Four-stage dietary plan
Diet: a four-stage process
There are four main stages to the eating plan that support effective weight loss. Each stage helps you to follow the transitional diet ie. from the old, to the new way of eating.
Stage 1: the pre-operative diet
Two weeks before your surgery you are asked to follow a meal plan which is low in certain carbohydrates and fat. Its main purpose is to help to reduce the amount of these substances stored in your liver. This makes the liver smaller and makes it easier for the surgeons to carry out the surgery.
Stage 2: the immediate post-operative period (weeks 0-2)
Only clear fluids, such as sips of water, will be tolerated during the first 24-48 hours; cold drinks are usually preferred. After this initial period, you can begin to vary the fluids using no added sugar additions to water, diluted fruit juices and stock-type soups. Towards the end of the stage, you can experiment with the more protein-based drinks provided they contain no lumps.
Stage 3: The puree and soft/mashed diet (weeks 3-4)

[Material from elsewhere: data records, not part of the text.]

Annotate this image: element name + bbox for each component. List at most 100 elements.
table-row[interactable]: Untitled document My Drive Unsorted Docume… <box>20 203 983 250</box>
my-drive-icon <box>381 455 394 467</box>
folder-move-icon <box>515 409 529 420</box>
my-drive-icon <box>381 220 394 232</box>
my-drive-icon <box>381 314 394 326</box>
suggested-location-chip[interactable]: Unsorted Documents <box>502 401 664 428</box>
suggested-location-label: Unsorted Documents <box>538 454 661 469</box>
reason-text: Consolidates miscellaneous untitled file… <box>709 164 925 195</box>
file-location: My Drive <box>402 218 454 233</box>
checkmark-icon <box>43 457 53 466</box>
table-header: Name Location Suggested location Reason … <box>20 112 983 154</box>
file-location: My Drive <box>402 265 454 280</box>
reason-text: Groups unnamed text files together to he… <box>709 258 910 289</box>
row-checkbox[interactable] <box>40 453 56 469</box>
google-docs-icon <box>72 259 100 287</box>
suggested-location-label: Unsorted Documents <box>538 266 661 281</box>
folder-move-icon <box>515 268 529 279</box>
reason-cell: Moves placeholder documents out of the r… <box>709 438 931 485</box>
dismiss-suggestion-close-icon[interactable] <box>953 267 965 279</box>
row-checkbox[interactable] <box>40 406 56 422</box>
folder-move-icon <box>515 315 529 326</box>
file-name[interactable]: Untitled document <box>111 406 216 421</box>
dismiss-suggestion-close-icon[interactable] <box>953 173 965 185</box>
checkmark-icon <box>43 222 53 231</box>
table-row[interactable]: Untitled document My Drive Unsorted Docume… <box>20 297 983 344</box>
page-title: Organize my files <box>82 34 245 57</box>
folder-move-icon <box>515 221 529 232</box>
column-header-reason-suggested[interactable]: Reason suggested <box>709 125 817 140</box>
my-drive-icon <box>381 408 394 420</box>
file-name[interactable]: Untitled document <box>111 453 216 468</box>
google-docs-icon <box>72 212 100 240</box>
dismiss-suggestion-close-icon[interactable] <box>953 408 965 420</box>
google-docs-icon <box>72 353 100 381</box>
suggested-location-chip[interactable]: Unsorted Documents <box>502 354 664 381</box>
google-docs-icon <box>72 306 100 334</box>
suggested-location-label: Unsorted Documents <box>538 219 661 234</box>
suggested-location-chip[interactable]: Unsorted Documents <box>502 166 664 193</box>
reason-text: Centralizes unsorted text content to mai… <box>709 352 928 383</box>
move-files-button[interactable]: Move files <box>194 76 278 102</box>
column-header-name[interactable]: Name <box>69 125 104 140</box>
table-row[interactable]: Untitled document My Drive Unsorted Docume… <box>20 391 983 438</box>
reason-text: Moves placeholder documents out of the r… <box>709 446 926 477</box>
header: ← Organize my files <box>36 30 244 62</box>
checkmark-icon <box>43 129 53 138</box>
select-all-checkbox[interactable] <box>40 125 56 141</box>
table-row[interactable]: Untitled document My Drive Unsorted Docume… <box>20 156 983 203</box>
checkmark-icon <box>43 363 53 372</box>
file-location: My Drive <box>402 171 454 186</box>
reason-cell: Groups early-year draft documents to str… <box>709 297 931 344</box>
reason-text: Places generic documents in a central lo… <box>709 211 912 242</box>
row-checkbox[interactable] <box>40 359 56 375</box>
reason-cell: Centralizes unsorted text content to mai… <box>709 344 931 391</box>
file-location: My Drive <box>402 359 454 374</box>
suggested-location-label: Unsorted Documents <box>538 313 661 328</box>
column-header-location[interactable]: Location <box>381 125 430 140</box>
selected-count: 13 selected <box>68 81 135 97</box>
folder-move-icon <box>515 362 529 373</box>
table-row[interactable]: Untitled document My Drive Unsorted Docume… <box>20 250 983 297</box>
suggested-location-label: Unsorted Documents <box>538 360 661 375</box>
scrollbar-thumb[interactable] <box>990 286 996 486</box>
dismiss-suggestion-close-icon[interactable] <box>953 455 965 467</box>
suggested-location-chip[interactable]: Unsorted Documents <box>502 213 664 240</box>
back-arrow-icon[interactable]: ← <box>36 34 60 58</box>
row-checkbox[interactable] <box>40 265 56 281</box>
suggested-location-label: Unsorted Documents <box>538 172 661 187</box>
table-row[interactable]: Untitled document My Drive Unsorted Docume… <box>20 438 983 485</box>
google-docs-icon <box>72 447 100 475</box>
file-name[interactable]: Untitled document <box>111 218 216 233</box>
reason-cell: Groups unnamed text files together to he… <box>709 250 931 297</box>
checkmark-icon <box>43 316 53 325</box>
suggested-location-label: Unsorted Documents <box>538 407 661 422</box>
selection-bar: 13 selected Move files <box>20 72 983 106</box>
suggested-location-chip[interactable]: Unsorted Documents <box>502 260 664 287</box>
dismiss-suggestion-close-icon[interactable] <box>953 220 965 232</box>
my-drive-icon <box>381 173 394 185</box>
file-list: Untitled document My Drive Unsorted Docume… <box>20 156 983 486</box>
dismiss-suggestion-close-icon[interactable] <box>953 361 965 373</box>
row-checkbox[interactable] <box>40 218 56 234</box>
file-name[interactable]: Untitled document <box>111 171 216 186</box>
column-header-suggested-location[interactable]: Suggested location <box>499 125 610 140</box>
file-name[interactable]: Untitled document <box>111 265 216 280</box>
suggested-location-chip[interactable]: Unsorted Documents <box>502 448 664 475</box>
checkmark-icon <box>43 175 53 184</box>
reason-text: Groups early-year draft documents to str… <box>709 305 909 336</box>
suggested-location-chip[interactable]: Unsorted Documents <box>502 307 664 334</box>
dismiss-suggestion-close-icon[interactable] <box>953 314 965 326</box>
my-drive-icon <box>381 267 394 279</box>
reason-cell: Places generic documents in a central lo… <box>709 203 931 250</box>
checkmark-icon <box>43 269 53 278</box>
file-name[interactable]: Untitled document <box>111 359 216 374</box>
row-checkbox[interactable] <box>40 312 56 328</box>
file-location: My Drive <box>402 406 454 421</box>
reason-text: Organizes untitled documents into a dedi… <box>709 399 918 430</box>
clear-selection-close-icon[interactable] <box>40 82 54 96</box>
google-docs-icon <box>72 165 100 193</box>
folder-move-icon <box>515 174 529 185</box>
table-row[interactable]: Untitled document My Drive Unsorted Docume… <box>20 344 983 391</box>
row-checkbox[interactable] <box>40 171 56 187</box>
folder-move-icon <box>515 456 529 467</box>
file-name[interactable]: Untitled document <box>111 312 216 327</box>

You should still avoid eating food containing lumps, but you can begin to increase the texture of your diet to the thickness of yoghurt or custard-style consistency. This stage is also about establishing regular eating interspersed with fluids. Chewing mindfully is something to practice.
Stage 4: Normal textured, healthy meal plan (weeks 5-6 and following)
Foods with a firmer texture should be introduced to your diet gradually, continuing to chew foods carefully. Most foods will eventually be tolerated always presuming you are mindful about eating. Eating and drinking together should be avoided. The following are brief guidelines for eating:
- try to eat three small meals each day; you will eventually be able to include a protein-based snack
- chew food thoroughly
- stop eating when comfortably full
- drink plenty of clear fluids between meals, and sip them throughout the day. Zero calorie, non-carbonated drinks (such as water) work best
- take your prescribed vitamin supplements
It is important to remember that good weight loss outcomes occur not just as a result of the surgery itself but happens together with you developing new eating habits following surgery. You need to be clear about your responsibility during the process; engaging with the aftercare process is extremely important and those that attend aftercare do better than those who don’t. Weight loss following weight loss surgery is inevitable; the extent and quality of your weight loss, however, depends on your commitment to longer term dietary and lifestyle changes. Fred will be happy to talk to you about any aspect of diet or lifestyle as you progress through the aftercare experience.